R2R
R2R copied to clipboard
Custom openai compatible endpoint
Hi, I have custom llm and embedding deployment using triton server and also a wrapper around it which is openai compatible. how can i use this in .toml config file. I have tested it with litellm proxy server and its working.
@riyajatar37003 - You could for example use the openai provider and then point the OPENAI_BASE_URL to your custom deployment. Be sure that the model name aligns with the deployment, like openai/your-custom-model.
thanks could you share any doc link. where in the .toml i need to set this
myconfig.toml
[completion]
provider = "litellm"
concurrent_request_limit = 16
[completion.generation_config]
model = "openai/llama3.2" #add your model name here
temperature = 0.1
top_p = 1
max_tokens_to_sample = 1_024
stream = true
add_generation_kwargs = { }
then you do
r2r serve --docker --config-path=/home/riyajatar/myconfig.toml
Let's say I have a openai-like endpoint served locally under "http://localhost:8004" + it's called "custom-model". It is in line with OpenAI V1 API. How to connect it to r2r?
I believe the correct environment variable is OPENAI_API_BASE.
not OPENAI_BASE_URL.
Also if you are using LiteLLM Proxy with R2R, then since it internally uses LiteLLM SDK, the name of the model in the r2r.toml config file should include openai/ + the name of how it's named in LiteLLM Proxy,
so if for instance in Proxy you have a model named openai/ollama3.3, then in r2r.toml the name of the model would be openai/openai/llama3.3 @riyajatar37003
Assuming the name of your model in LiteLLM Proxy is openai/llama3.3, and you wish to use provider = "litellm" then r2r.toml would look like this:
[completion]
provider = "litellm"
concurrent_request_limit = 64
[completion.generation_config]
model = "openai/openai/llama3.3"
Assuming your LiteLLM Proxy config looks like this:
proxy_config:
litellm_settings:
drop_params: True
model_list:
# At least one model must exist for the proxy to start.

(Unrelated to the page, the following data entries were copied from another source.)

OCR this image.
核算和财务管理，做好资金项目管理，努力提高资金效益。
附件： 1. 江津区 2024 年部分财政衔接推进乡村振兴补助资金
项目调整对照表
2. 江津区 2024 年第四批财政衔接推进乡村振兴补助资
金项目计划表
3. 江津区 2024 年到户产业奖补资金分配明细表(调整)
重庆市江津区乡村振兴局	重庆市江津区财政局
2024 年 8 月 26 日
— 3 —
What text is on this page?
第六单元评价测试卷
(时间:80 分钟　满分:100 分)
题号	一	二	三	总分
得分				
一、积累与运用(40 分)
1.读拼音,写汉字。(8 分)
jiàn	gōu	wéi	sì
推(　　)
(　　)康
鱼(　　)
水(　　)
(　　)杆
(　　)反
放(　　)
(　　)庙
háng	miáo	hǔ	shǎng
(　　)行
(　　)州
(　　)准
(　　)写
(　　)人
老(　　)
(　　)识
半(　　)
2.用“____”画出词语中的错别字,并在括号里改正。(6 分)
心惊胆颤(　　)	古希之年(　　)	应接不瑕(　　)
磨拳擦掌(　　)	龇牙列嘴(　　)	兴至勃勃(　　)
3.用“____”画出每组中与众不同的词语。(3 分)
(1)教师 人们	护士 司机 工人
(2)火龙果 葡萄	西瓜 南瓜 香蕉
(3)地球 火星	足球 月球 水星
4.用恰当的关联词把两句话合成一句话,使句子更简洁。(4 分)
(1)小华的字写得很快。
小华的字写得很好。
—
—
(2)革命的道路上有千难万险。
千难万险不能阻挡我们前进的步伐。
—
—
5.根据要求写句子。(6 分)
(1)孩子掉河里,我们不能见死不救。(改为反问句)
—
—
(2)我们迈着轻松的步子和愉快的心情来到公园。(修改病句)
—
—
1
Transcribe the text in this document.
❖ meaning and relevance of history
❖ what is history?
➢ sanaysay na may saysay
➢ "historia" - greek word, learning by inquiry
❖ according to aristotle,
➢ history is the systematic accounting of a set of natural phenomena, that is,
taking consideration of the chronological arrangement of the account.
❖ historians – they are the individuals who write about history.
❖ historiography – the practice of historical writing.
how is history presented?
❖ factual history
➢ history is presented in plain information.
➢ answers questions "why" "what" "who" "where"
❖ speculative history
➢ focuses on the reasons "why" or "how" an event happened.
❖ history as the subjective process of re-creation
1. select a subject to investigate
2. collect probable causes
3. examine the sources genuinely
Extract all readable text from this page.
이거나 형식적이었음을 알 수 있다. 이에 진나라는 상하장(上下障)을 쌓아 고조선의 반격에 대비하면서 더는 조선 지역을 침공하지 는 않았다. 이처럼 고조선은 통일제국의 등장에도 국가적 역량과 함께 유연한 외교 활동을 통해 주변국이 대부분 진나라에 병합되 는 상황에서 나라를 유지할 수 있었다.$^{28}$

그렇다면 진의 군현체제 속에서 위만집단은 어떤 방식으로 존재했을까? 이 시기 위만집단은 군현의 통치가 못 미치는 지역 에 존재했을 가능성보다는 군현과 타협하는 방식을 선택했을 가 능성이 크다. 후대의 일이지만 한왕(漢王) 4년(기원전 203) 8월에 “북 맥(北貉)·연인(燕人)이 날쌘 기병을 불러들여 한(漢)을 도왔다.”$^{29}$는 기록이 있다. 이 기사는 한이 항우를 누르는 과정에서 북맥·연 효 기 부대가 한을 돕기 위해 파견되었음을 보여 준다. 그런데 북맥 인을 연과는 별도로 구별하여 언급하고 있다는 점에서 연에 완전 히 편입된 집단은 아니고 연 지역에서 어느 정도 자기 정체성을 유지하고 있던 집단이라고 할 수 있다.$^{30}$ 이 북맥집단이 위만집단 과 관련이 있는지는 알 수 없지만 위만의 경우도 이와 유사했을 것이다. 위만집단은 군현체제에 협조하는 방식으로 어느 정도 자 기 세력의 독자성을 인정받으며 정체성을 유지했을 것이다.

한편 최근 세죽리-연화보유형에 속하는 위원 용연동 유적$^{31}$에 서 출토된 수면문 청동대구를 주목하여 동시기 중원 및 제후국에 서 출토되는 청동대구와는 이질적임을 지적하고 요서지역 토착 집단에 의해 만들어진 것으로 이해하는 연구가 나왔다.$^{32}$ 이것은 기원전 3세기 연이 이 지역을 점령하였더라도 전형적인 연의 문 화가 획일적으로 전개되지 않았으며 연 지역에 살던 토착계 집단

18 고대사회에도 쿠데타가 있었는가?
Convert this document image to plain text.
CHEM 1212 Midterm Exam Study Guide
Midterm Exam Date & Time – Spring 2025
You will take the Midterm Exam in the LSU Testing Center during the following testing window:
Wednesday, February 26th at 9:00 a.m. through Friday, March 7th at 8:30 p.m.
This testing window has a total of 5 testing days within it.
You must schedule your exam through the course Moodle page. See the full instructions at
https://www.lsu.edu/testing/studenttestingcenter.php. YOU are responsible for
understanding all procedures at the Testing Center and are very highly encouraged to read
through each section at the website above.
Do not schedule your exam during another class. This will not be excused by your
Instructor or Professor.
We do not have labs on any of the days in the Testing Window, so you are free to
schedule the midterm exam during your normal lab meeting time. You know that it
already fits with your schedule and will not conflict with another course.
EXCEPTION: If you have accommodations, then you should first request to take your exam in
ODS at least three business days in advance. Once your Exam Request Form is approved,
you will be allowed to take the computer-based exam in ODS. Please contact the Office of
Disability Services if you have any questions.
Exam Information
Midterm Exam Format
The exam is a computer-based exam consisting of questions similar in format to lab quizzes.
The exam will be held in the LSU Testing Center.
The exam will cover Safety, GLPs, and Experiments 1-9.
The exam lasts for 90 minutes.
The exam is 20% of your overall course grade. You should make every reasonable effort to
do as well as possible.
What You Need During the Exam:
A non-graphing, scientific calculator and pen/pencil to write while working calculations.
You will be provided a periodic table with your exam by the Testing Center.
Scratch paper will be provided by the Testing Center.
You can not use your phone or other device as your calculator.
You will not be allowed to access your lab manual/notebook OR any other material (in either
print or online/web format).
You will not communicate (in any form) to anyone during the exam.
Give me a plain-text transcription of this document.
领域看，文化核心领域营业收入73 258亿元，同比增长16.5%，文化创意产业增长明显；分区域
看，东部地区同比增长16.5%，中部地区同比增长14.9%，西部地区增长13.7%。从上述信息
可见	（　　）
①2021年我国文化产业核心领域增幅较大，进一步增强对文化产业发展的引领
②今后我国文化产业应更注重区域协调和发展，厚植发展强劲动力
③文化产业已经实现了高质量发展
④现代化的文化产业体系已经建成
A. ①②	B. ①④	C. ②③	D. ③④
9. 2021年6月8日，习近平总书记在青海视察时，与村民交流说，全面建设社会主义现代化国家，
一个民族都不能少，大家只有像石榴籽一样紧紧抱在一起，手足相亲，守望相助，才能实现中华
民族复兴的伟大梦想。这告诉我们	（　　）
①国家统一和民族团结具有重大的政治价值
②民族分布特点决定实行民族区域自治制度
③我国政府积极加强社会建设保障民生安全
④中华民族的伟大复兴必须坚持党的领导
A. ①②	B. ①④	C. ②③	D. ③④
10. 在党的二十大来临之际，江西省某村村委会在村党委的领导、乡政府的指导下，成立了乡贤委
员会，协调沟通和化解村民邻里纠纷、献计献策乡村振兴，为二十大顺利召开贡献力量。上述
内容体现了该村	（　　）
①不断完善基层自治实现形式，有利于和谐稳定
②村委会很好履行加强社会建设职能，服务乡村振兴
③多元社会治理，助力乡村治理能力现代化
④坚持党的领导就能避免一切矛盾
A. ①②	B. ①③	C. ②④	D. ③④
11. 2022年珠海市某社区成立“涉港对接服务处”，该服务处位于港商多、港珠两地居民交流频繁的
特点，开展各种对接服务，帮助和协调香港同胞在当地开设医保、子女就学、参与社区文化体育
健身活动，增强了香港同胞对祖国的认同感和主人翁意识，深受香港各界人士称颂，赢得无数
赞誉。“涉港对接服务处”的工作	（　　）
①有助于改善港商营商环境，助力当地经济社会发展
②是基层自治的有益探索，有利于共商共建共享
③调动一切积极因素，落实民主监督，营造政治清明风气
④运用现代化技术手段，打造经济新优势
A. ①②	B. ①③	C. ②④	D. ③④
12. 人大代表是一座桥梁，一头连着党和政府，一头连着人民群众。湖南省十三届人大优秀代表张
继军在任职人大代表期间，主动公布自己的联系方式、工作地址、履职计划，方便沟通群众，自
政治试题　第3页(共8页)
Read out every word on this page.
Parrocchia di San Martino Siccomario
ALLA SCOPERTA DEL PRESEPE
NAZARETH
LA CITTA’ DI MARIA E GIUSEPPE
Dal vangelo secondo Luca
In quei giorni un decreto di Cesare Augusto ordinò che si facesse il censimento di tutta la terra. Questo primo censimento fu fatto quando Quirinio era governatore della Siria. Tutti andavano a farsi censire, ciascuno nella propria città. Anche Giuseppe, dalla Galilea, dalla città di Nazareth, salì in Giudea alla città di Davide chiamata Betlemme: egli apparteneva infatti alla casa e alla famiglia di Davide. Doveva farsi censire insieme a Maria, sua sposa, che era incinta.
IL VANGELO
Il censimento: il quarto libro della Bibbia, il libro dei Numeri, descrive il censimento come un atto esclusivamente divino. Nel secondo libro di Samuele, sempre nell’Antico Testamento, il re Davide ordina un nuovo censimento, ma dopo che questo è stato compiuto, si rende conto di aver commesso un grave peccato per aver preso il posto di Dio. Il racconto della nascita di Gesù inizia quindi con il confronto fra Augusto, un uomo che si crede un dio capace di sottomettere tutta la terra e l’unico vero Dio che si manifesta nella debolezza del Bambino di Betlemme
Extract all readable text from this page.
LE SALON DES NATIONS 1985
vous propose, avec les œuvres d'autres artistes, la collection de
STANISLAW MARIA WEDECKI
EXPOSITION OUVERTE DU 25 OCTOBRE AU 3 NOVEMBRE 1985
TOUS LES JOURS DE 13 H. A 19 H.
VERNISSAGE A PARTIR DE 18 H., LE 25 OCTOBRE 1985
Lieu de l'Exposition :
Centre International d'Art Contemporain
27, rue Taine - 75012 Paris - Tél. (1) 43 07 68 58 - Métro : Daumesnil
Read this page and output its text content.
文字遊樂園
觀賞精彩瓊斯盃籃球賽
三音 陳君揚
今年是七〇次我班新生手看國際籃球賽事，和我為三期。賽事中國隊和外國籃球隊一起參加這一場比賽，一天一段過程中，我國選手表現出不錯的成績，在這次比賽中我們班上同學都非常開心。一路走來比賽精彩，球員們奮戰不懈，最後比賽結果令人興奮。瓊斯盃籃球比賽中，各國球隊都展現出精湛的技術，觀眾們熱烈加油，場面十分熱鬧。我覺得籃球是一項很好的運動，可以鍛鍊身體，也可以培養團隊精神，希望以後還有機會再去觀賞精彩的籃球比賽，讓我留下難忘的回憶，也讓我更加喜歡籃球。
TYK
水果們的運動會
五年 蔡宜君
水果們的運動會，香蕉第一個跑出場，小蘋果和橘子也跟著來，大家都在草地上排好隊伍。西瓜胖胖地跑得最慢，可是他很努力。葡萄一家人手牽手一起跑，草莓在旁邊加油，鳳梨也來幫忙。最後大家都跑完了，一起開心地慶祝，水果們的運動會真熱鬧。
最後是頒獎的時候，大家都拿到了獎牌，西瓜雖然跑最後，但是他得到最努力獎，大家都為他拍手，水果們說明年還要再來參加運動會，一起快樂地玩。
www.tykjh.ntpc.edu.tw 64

- model_name: "openai/llama3.3"
litellm_params:
model: "openai/llama3.3"
api_key: fake-key
api_base: "http://ollama.mywebsite.com:11434"
Assuming you have an ollama app running on port 11434 and accessing that ollama via OpenAI-compatible API, and you have a model llama3.3 pulled into your ollama that you can see with ollama list llama3.3.
It might be confusing, but in the r2r.toml when you see provider = "litellm" that means LiteLLM SDK, not proxy.
These are two separate things. LiteLLM SDK by default would always use the native backend base URL automatically of the model's provider.
The LiteLLM SDK in r2r will overwrite the provider's base URL when you specify OPENAI_API_BASE explicitly for r2r.
And the name prefix openai/ tells LiteLLM SDK which provider it is. And everything after the prefix is the actual name of the model that will be requested.